Peter de Clercq, the Deputy Special Representative of the United Nations Secretary-General for Somalia and the UN's Resident Humanitarian Coordinator, speaks to a woman affected by the drought in Baidoa, on 16 January 2017. UN Photo

16 Jan 2017

Deputy SRSG de Clercq assesses humanitarian crisis in Somalia’s South West state

The Deputy Special Representative of the UN Secretary-General for Somalia Peter de Clercq heard first-hand accounts of the deteriorating humanitarian situation in South West state today during an assessment tour of the administrative capital of Baidoa.

Mr. de Clercq visited a camp for internally displaced persons (IDPs) and the city’s main hospital to meet with victims of a prolonged dry spell that has produced severe water shortages and acute food insecurity.

An estimated five million Somalis are in need of food aid after sparse rains triggered drought in much of the country. In South West state alone, nearly 820,000 people are in dire need of urgent humanitarian support, according to a newly released report from the UN Office for the Coordination of Humanitarian Affairs.

“Five million people in this country, which is 40 per cent of the population, are currently in need of food aid because they don’t have enough to eat,” said Mr. de Clercq.

“This is as a result of the fourth consecutive drought season, and it is going to take another four months before the next rainy season,” he added.

He expressed concern that more people may abandon their homes for IDP camps in the state capital in their search of food.

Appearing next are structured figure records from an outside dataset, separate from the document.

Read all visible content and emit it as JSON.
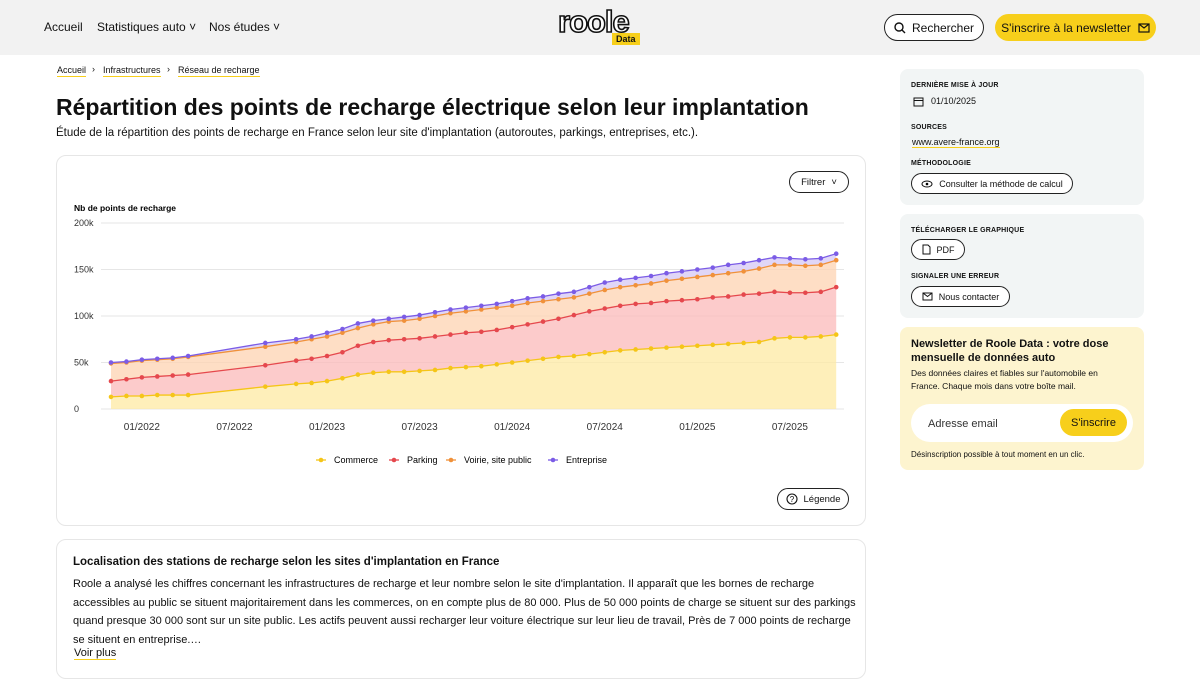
{
  "header": {
    "nav": [
      "Accueil",
      "Statistiques auto",
      "Nos études"
    ],
    "logo": "roole",
    "logo_badge": "Data",
    "search": "Rechercher",
    "newsletter_button": "S'inscrire à la newsletter"
  },
  "breadcrumbs": [
    "Accueil",
    "Infrastructures",
    "Réseau de recharge"
  ],
  "title": "Répartition des points de recharge électrique selon leur implantation",
  "subtitle": "Étude de la répartition des points de recharge en France selon leur site d'implantation (autoroutes, parkings, entreprises, etc.).",
  "chart_data": {
    "type": "area",
    "stacked": true,
    "y_label": "Nb de points de recharge",
    "filter_button": "Filtrer",
    "legend_button": "Légende",
    "x": [
      "11/2021",
      "12/2021",
      "01/2022",
      "02/2022",
      "03/2022",
      "04/2022",
      "09/2022",
      "11/2022",
      "12/2022",
      "01/2023",
      "02/2023",
      "03/2023",
      "04/2023",
      "05/2023",
      "06/2023",
      "07/2023",
      "08/2023",
      "09/2023",
      "10/2023",
      "11/2023",
      "12/2023",
      "01/2024",
      "02/2024",
      "03/2024",
      "04/2024",
      "05/2024",
      "06/2024",
      "07/2024",
      "08/2024",
      "09/2024",
      "10/2024",
      "11/2024",
      "12/2024",
      "01/2025",
      "02/2025",
      "03/2025",
      "04/2025",
      "05/2025",
      "06/2025",
      "07/2025",
      "08/2025",
      "09/2025",
      "10/2025"
    ],
    "xticks": [
      "01/2022",
      "07/2022",
      "01/2023",
      "07/2023",
      "01/2024",
      "07/2024",
      "01/2025",
      "07/2025"
    ],
    "ylim": [
      0,
      200000
    ],
    "yticks": [
      0,
      {
        "value": 50000,
        "label": "50k"
      },
      {
        "value": 100000,
        "label": "100k"
      },
      {
        "value": 150000,
        "label": "150k"
      },
      {
        "value": 200000,
        "label": "200k"
      }
    ],
    "grid": true,
    "legend": "bottom",
    "series": [
      {
        "name": "Commerce",
        "color": "#f5c518",
        "fill": "#fde9a3",
        "values": [
          13000,
          14000,
          14000,
          15000,
          15000,
          15000,
          24000,
          27000,
          28000,
          30000,
          33000,
          37000,
          39000,
          40000,
          40000,
          41000,
          42000,
          44000,
          45000,
          46000,
          48000,
          50000,
          52000,
          54000,
          56000,
          57000,
          59000,
          61000,
          63000,
          64000,
          65000,
          66000,
          67000,
          68000,
          69000,
          70000,
          71000,
          72000,
          76000,
          77000,
          77000,
          78000,
          80000
        ]
      },
      {
        "name": "Parking",
        "color": "#e5484d",
        "fill": "#fbb9b9",
        "values": [
          17000,
          18000,
          20000,
          20000,
          21000,
          22000,
          23000,
          25000,
          26000,
          27000,
          28000,
          31000,
          33000,
          34000,
          35000,
          35000,
          36000,
          36000,
          37000,
          37000,
          37000,
          38000,
          39000,
          40000,
          41000,
          44000,
          46000,
          47000,
          48000,
          49000,
          49000,
          50000,
          50000,
          50000,
          51000,
          51000,
          52000,
          52000,
          50000,
          48000,
          48000,
          48000,
          51000
        ]
      },
      {
        "name": "Voirie, site public",
        "color": "#f0913a",
        "fill": "#fdd3b2",
        "values": [
          19000,
          18000,
          18000,
          18000,
          18000,
          19000,
          20000,
          20000,
          21000,
          21000,
          21000,
          19000,
          19000,
          20000,
          20000,
          21000,
          22000,
          23000,
          23000,
          24000,
          24000,
          23000,
          23000,
          22000,
          21000,
          19000,
          19000,
          20000,
          20000,
          20000,
          21000,
          22000,
          23000,
          24000,
          24000,
          25000,
          25000,
          27000,
          29000,
          30000,
          29000,
          29000,
          29000
        ]
      },
      {
        "name": "Entreprise",
        "color": "#7b5ce6",
        "fill": "#d6c8f4",
        "values": [
          1000,
          1000,
          1000,
          1000,
          1000,
          1000,
          4000,
          3000,
          3000,
          4000,
          4000,
          5000,
          4000,
          3000,
          4000,
          4000,
          4000,
          4000,
          4000,
          4000,
          4000,
          5000,
          5000,
          5000,
          6000,
          6000,
          7000,
          8000,
          8000,
          8000,
          8000,
          8000,
          8000,
          8000,
          8000,
          9000,
          9000,
          9000,
          8000,
          7000,
          7000,
          7000,
          7000
        ]
      }
    ]
  },
  "sidebar": {
    "updated_label": "DERNIÈRE MISE À JOUR",
    "updated_date": "01/10/2025",
    "sources_label": "SOURCES",
    "source_link": "www.avere-france.org",
    "methodology_label": "MÉTHODOLOGIE",
    "methodology_button": "Consulter la méthode de calcul",
    "download_label": "TÉLÉCHARGER LE GRAPHIQUE",
    "pdf_button": "PDF",
    "error_label": "SIGNALER UNE ERREUR",
    "contact_button": "Nous contacter"
  },
  "newsletter": {
    "title": "Newsletter de Roole Data : votre dose mensuelle de données auto",
    "text": "Des données claires et fiables sur l'automobile en France. Chaque mois dans votre boîte mail.",
    "placeholder": "Adresse email",
    "button": "S'inscrire",
    "disclaimer": "Désinscription possible à tout moment en un clic."
  },
  "article": {
    "title": "Localisation des stations de recharge selon les sites d'implantation en France",
    "text": "Roole a analysé les chiffres concernant les infrastructures de recharge et leur nombre selon le site d'implantation. Il apparaît que les bornes de recharge accessibles au public se situent majoritairement dans les commerces, on en compte plus de 80 000. Plus de 50 000 points de charge se situent sur des parkings quand presque 30 000 sont sur un site public. Les actifs peuvent aussi recharger leur voiture électrique sur leur lieu de travail, Près de 7 000 points de recharge se situent en entreprise.…",
    "more": "Voir plus"
  }
}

“The people need assistance to help them through the season and then hope there is going to be assistance for them to restart their lives. That is going to be much more difficult because this is humanitarian aid, short-term aid, but in the long term, people need to get a livelihood again,” he stated.

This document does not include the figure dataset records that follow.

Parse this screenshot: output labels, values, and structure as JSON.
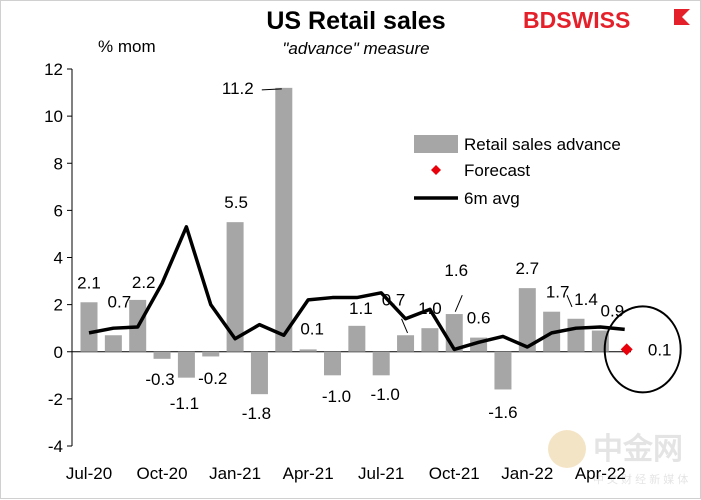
{
  "brand": {
    "text_bd": "BD",
    "text_swiss": "SWISS",
    "color": "#e4202b"
  },
  "watermark": {
    "name": "中金网",
    "sub": "中 文 财 经 新 媒 体"
  },
  "chart_data": {
    "type": "bar",
    "title": "US Retail sales",
    "subtitle": "\"advance\" measure",
    "ylabel": "% mom",
    "ylim": [
      -4,
      12
    ],
    "yticks": [
      -4,
      -2,
      0,
      2,
      4,
      6,
      8,
      10,
      12
    ],
    "x": [
      "2020-07",
      "2020-08",
      "2020-09",
      "2020-10",
      "2020-11",
      "2020-12",
      "2021-01",
      "2021-02",
      "2021-03",
      "2021-04",
      "2021-05",
      "2021-06",
      "2021-07",
      "2021-08",
      "2021-09",
      "2021-10",
      "2021-11",
      "2021-12",
      "2022-01",
      "2022-02",
      "2022-03",
      "2022-04",
      "2022-05"
    ],
    "xtick_labels": [
      {
        "x": "2020-07",
        "label": "Jul-20"
      },
      {
        "x": "2020-10",
        "label": "Oct-20"
      },
      {
        "x": "2021-01",
        "label": "Jan-21"
      },
      {
        "x": "2021-04",
        "label": "Apr-21"
      },
      {
        "x": "2021-07",
        "label": "Jul-21"
      },
      {
        "x": "2021-10",
        "label": "Oct-21"
      },
      {
        "x": "2022-01",
        "label": "Jan-22"
      },
      {
        "x": "2022-04",
        "label": "Apr-22"
      }
    ],
    "series": [
      {
        "name": "Retail sales advance",
        "kind": "bar",
        "color": "#a6a6a6",
        "values": [
          2.1,
          0.7,
          2.2,
          -0.3,
          -1.1,
          -0.2,
          5.5,
          -1.8,
          11.2,
          0.1,
          -1.0,
          1.1,
          -1.0,
          0.7,
          1.0,
          1.6,
          0.6,
          -1.6,
          2.7,
          1.7,
          1.4,
          0.9,
          null
        ]
      },
      {
        "name": "Forecast",
        "kind": "marker",
        "color": "#e8000b",
        "points": [
          {
            "x": "2022-05",
            "y": 0.1
          }
        ]
      },
      {
        "name": "6m avg",
        "kind": "line",
        "color": "#000000",
        "values": [
          0.8,
          1.0,
          1.05,
          2.9,
          5.3,
          2.0,
          0.55,
          1.15,
          0.7,
          2.2,
          2.3,
          2.3,
          2.5,
          1.4,
          1.8,
          0.1,
          0.4,
          0.65,
          0.2,
          0.8,
          1.0,
          1.05,
          0.95
        ]
      }
    ],
    "data_labels": [
      {
        "x": "2020-07",
        "text": "2.1"
      },
      {
        "x": "2020-08",
        "text": "0.7"
      },
      {
        "x": "2020-09",
        "text": "2.2"
      },
      {
        "x": "2020-10",
        "text": "-0.3"
      },
      {
        "x": "2020-11",
        "text": "-1.1"
      },
      {
        "x": "2020-12",
        "text": "-0.2"
      },
      {
        "x": "2021-01",
        "text": "5.5"
      },
      {
        "x": "2021-02",
        "text": "-1.8"
      },
      {
        "x": "2021-03",
        "text": "11.2"
      },
      {
        "x": "2021-04",
        "text": "0.1"
      },
      {
        "x": "2021-05",
        "text": "-1.0"
      },
      {
        "x": "2021-06",
        "text": "1.1"
      },
      {
        "x": "2021-07",
        "text": "-1.0"
      },
      {
        "x": "2021-08",
        "text": "0.7"
      },
      {
        "x": "2021-09",
        "text": "1.0"
      },
      {
        "x": "2021-10",
        "text": "1.6"
      },
      {
        "x": "2021-11",
        "text": "0.6"
      },
      {
        "x": "2021-12",
        "text": "-1.6"
      },
      {
        "x": "2022-01",
        "text": "2.7"
      },
      {
        "x": "2022-02",
        "text": "1.7"
      },
      {
        "x": "2022-03",
        "text": "1.4"
      },
      {
        "x": "2022-04",
        "text": "0.9"
      },
      {
        "x": "2022-05",
        "text": "0.1"
      }
    ],
    "legend_position": "top-right",
    "grid": false
  }
}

Children, women and IDPs have been hardest hit by the humanitarian crisis. The situation in Baidoa has been exacerbated by an outbreak of cholera, which has claimed 11 lives in the past three weeks alone.

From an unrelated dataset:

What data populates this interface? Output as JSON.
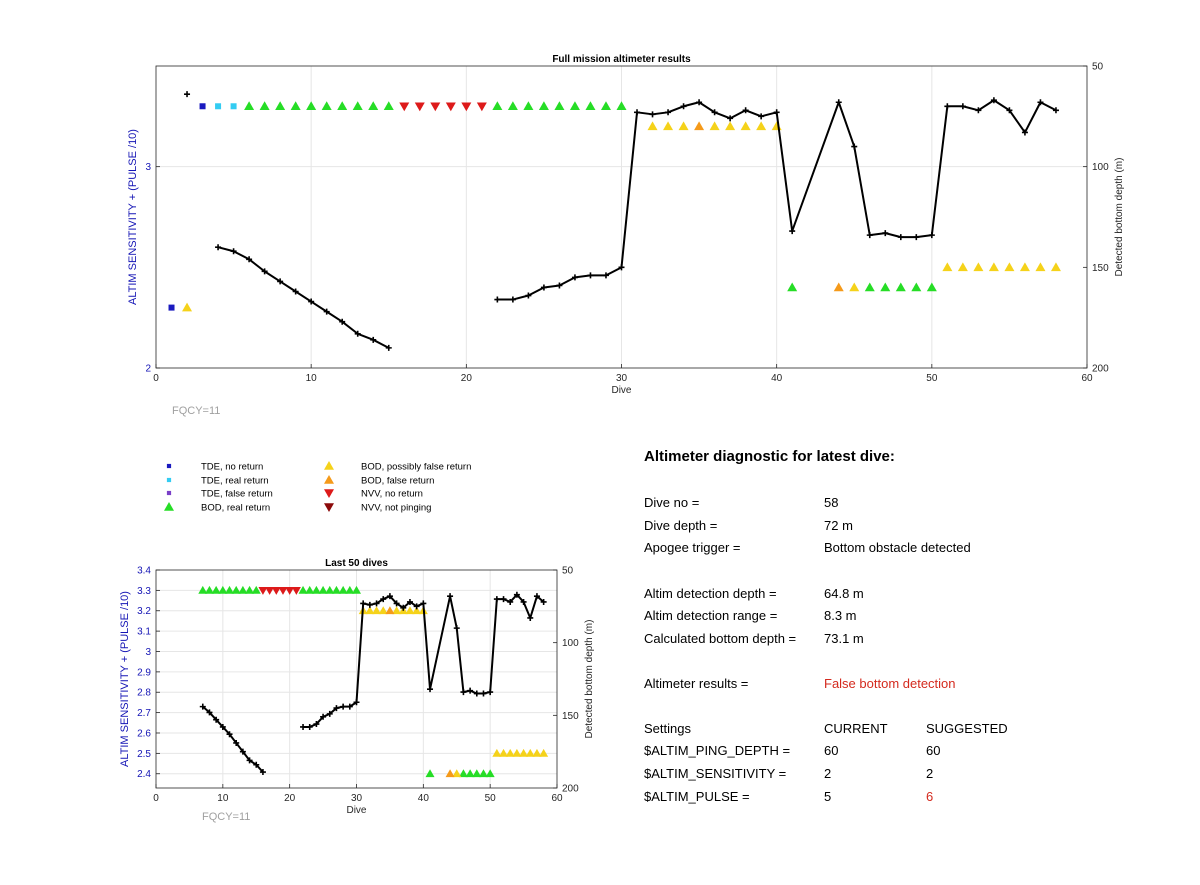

Quresha Abdi Ali, a mother of seven, told Mr. de Clercq and members of his delegation that she lost twelve members of her extended family to hunger.

“I came from Buula Iir village to escape the harsh conditions there. We don’t have food, water or clothes. Our farms are barren, our livestock are dead, our men cannot find work,” she explained.

Bay region Governor Rashid Abdullahi Mohamed disclosed that an estimated 3,000 families from neighbouring villages have moved to the administrative capital of the South West state to escape the harsh conditions in their homes.  

“The situation is dire, people desperately need support and we appeal to well wishers to step in and offer help to needy populations here,” said Governor Mohamed.

The President of the Interim South West Administration (ISWA), Sharif Hassan Sheikh Adan, echoed that call for assistance.

“We are in an emergency situation. The effects of the drought are evident, people are struggling with poor health, starvation and insecurity,” he said.

The ISWA president accused al-Shabaab militants of impeding the delivery of humanitarian assistance to drought victims. He called on the federal government of Somalia and the international community to expedite the opening and securing of main supply routes, especially the 243-kilometer Baidoa-Mogadishu road, to facilitate the transportation of humanitarian supplies.